New research (more accessible) suggests that Boron-Hydrogen fusion may be viable, and doesn't leave behind a radioactive reactor.
our simulations show for example that 14 milligram HB11 can produce 300 kWh energy if all achieved results are combined for the design of an absolutely clean power reactor producing low-cost energy.
Now where did I leave my petawatt lasers?
(Score: 2) by Immerman on Sunday December 17 2017, @03:26PM
A joke of the saddest sort, since if you measure it in terms of progress per dollar, it has been proceeding roughly in line with initial projections when the "20 years away" claim was first made. Unfortunately, funding has been declining steadily since then so that at any moment it pretty much always remains 20 years away at the then-current funding levels.
If you were feeling especially cynical you might even suspect that the purse strings were being controlled by someone(s) with a vested interest in making fusion into a running joke.
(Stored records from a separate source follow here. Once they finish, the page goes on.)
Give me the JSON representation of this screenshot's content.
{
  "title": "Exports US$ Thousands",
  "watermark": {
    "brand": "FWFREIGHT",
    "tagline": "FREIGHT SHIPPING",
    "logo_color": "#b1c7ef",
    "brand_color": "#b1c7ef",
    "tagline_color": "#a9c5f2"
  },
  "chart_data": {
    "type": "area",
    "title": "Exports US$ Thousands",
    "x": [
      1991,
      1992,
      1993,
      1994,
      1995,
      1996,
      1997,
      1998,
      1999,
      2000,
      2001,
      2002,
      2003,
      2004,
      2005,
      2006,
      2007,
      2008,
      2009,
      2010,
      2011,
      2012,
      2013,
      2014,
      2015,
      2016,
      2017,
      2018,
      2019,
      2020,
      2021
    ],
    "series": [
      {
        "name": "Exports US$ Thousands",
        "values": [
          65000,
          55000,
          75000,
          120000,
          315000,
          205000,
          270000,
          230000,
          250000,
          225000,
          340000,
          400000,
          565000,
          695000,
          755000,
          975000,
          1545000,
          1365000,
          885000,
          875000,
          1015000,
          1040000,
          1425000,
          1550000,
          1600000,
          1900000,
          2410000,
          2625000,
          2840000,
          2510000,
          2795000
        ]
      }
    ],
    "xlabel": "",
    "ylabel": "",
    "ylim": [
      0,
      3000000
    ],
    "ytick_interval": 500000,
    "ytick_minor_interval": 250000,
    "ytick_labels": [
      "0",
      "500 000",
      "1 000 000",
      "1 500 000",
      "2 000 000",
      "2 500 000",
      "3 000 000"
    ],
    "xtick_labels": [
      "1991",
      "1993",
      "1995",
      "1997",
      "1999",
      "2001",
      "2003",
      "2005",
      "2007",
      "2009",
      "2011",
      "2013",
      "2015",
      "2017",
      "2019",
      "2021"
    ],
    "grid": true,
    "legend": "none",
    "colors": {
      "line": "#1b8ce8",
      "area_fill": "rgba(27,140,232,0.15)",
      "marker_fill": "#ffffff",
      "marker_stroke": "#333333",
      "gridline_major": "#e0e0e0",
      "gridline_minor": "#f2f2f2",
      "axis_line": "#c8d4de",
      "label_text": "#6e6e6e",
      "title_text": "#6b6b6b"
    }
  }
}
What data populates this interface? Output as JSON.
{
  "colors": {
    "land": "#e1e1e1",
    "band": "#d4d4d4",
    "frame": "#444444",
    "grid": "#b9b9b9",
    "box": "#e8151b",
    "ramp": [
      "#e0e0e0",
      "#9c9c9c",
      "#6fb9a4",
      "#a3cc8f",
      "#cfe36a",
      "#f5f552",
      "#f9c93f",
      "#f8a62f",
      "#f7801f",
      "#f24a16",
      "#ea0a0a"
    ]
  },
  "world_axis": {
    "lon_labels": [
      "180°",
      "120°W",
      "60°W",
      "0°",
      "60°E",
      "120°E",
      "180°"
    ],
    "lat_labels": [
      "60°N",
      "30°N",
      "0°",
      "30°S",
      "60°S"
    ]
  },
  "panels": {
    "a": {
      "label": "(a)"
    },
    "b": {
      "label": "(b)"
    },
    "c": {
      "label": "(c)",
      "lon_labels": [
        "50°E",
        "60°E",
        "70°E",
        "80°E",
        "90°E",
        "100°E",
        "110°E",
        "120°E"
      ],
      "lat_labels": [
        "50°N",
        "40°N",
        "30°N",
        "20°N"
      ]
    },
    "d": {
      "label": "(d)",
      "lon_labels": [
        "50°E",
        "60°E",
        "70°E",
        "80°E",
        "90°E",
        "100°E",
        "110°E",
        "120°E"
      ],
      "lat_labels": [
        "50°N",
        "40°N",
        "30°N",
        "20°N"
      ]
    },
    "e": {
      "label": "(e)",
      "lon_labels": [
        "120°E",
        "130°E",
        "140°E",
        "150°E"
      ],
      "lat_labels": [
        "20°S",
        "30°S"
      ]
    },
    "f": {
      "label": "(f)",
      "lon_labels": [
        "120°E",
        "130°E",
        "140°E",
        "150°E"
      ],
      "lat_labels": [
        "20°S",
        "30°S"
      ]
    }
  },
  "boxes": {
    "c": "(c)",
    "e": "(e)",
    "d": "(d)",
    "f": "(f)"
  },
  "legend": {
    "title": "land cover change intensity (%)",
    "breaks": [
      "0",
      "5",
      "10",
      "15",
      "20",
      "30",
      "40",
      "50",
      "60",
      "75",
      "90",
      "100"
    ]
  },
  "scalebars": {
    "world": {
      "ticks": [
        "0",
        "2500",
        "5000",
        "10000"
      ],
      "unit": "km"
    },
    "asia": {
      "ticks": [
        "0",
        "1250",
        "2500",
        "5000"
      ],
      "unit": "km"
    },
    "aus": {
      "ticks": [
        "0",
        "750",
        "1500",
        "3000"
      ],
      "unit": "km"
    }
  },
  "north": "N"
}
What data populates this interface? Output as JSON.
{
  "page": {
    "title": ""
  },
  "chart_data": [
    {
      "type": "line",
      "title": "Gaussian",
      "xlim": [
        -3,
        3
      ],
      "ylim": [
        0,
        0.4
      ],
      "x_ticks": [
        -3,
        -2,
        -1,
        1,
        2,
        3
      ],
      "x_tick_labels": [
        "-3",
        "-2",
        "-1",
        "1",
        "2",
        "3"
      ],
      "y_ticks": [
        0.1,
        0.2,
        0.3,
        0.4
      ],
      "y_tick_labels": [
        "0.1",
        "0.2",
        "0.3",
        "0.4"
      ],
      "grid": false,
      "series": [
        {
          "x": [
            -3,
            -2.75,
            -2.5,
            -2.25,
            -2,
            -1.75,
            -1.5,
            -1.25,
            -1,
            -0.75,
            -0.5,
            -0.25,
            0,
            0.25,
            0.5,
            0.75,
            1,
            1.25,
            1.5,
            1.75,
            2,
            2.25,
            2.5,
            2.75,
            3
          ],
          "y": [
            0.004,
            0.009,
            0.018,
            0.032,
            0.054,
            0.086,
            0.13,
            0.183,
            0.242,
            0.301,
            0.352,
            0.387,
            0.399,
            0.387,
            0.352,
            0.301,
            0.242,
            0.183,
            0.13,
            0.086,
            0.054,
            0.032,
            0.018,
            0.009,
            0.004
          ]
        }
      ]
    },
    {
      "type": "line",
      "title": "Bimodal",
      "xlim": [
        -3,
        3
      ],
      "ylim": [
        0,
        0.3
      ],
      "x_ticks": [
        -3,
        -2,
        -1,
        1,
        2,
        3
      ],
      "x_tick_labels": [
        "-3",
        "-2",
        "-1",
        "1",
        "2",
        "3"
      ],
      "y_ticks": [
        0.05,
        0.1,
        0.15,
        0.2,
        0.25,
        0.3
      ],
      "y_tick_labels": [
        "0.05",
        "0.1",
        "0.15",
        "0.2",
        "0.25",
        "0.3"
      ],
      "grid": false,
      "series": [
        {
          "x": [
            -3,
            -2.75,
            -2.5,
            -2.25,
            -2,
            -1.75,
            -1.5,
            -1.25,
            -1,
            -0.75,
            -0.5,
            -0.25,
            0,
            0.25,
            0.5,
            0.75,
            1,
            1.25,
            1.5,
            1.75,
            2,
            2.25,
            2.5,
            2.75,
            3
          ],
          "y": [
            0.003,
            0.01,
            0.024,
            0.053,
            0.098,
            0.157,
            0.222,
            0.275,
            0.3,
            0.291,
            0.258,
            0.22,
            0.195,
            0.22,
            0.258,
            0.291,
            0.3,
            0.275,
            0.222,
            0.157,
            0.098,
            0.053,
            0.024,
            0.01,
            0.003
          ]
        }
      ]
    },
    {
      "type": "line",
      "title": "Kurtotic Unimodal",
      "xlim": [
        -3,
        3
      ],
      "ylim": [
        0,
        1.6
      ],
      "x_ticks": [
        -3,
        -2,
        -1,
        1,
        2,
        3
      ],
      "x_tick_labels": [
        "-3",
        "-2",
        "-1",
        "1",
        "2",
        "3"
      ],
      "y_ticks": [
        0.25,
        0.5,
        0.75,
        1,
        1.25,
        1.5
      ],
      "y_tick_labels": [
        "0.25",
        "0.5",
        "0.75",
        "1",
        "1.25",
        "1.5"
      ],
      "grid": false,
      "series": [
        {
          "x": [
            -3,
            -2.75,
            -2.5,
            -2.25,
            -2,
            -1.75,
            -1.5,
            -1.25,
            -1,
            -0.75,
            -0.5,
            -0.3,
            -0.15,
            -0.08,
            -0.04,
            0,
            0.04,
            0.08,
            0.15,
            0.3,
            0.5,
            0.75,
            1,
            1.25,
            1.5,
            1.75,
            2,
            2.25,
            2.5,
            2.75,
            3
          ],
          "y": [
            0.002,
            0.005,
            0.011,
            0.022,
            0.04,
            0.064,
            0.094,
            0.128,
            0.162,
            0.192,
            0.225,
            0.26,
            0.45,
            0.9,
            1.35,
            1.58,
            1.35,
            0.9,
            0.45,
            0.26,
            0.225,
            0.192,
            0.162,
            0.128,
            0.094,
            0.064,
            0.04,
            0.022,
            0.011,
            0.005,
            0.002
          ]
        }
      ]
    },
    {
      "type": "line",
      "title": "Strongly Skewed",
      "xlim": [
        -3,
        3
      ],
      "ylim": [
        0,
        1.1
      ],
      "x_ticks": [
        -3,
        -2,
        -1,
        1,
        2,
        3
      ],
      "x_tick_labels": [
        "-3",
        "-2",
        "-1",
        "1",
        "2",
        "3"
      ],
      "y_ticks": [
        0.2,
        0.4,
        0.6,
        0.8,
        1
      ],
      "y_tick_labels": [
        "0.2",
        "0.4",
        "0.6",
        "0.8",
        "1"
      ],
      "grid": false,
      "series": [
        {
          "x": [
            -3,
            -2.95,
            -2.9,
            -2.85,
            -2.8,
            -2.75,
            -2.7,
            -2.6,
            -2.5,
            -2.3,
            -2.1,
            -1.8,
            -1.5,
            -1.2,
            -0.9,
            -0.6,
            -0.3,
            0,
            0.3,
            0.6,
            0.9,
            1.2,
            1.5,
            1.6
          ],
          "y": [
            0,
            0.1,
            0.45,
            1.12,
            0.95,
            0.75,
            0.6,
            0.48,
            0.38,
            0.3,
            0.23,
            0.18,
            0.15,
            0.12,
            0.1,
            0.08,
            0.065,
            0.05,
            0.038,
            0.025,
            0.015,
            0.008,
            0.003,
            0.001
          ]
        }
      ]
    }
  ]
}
On the bright side, the slowly vanishing funding for tokamak fusion has inspired many other groups to make impressive progress on various shoestring-budget alternative fusion technologies that could be deployed in a much more distributed fashion - though even that tends to suffer from ever-diminishing budgets. For example there's my personal favorite: the late Dr. Bussard's Polywell fusion team, now EMC2, sounds like it had reached the point where they are ready to build a full-scale (10m diameter) net-positive reactor. And, judging from the trickle of publicly available information from their last progress reports while funded by the NAVY, the prototypes have likely already successfully demonstrated aneutronic p-B fusion in addition to the much easier D-T fusion.